THE PUPIL AND EFFERENT DISORDERS OF THE VISUAL SYSTEM
Normal pupil size can vary over a broad range: The pupils are large when subjects are frightened or anxious (sympathetic effect), and can become quite small with near tasks such as reading (parasympathetic component of the near synkinetic triad). The average pupil size tends to become smaller with age. Abnormally small (miotic) pupils can occur with pontine hemorrhage and opiate intoxication. Pilocarpine eyedrops for glaucoma cause a marked miosis, but this medication is now only rarely used as treatment for chronic glaucoma. Bilaterally large pupils can occur from topical or systemic drugs with anticholinergic properties such as atropine or tricyclic antidepressants.
A difference in the pupil sizes of the eyes is called anisocoria. As previously discussed, clinically significant anisocoria is always caused by an efferent (motor) disorder, not by a difference in vision between the eyes. The examiner’s task in the patient with anisocoria is to determine if the pupillary inequality is clinically significant, to discover which pupil (or both) is abnormal, to derive a differential diagnosis, and to plan an appropriate evaluation.
When the pupils are different sizes, the larger pupil may be abnormal or the smaller pupil may be abnormal. When the larger pupil is abnormal (does not constrict well), the anisocoria is greatest in bright light. When the smaller pupil is abnormal (does not dilate well), the anisocoria is greatest in darkness (Figure 11–5).
Determining the abnormal pupil.
Observing an anisocoria in darkness and in bright light can determine which pupil is abnormal. (A) In this illustration, an anisocoria is observed in room light with the right pupil larger than the left. (B) If the smaller (left) pupil is the abnormal one, both pupils will constrict well in bright light. In darkness, the left pupil will not dilate well, maximizing the anisocoria. (C) If the larger (right) pupil is the abnormal one, both pupils will dilate well in darkness. In bright light, the anisocoria is maximized by the right pupil’s failure to constrict. (D) In an essential anisocoria, a small amount of anisocoria is present in both dark and light, and an abnormal pupil cannot clearly be determined. (E) A pupil that will not dilate or constrict is usually obvious. The anisocoria can be made to reverse, depending on the lighting conditions.
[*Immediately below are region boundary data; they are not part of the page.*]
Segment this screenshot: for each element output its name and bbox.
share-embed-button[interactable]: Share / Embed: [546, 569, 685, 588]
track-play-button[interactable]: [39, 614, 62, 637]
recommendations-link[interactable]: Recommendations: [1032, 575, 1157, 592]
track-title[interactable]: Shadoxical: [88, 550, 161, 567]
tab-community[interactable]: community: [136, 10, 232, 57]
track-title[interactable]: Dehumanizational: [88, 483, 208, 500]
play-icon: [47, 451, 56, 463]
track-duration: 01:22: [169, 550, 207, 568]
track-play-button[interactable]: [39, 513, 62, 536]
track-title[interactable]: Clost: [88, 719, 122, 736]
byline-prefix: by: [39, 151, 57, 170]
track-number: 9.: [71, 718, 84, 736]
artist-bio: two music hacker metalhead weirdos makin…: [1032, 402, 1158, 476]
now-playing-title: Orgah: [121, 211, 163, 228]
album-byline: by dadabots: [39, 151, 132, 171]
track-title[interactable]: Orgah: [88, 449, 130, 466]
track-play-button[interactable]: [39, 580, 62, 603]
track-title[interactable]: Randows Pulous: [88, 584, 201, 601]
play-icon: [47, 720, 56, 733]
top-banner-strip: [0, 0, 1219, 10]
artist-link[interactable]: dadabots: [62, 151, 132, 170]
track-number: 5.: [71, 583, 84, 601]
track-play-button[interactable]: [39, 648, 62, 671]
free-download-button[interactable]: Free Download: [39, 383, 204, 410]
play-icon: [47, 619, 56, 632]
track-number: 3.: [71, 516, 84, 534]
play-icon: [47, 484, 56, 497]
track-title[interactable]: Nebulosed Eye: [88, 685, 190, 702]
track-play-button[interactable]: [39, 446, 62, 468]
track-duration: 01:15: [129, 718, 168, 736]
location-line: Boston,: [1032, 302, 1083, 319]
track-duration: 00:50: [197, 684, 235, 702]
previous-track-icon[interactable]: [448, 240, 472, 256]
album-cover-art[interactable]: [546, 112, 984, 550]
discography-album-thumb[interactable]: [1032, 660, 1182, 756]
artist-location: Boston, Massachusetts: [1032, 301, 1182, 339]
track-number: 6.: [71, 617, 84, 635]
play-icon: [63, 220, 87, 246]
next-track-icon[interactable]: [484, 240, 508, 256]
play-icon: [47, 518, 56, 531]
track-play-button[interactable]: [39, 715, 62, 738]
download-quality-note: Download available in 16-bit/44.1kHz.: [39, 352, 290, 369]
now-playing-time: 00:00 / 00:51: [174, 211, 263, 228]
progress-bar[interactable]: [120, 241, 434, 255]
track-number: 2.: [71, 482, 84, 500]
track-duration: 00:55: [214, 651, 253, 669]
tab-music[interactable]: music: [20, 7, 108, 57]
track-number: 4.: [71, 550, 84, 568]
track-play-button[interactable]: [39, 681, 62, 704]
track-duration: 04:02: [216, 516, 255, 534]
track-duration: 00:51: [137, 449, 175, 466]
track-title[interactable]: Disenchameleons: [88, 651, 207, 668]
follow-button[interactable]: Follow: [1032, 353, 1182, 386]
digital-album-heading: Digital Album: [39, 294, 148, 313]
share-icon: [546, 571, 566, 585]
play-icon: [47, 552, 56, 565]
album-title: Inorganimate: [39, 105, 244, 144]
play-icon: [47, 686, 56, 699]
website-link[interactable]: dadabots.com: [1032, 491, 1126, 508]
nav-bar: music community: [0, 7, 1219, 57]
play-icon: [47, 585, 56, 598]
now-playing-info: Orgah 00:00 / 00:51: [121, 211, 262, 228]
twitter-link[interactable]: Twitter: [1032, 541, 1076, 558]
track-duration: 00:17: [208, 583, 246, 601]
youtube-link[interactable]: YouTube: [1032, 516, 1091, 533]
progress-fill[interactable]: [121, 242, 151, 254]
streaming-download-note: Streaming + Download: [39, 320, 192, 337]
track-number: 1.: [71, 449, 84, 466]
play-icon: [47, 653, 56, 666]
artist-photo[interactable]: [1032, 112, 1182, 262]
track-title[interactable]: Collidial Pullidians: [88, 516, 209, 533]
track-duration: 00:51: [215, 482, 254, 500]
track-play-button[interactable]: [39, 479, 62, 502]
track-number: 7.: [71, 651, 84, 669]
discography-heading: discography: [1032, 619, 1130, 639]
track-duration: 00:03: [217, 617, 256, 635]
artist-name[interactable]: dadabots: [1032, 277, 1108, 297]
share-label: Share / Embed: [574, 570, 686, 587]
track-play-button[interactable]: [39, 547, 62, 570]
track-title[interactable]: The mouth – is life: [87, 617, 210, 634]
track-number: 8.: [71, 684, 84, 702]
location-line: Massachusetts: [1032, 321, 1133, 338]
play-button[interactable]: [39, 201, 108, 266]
Essential, or physiological, anisocoria is a difference in pupillary size (generally <0.5 mm) that may be present in normal individuals. A pupil difference of 0.3 mm is clinically noticeable, and 20% of the normal population may have at least this amount of anisocoria at any given time. In essential anisocoria, the pupillary inequality changes from day to day and may even switch sides. This condition can be distinguished from pathological states because the degree of anisocoria remains relatively constant in light and dark (see Figure 11–5D).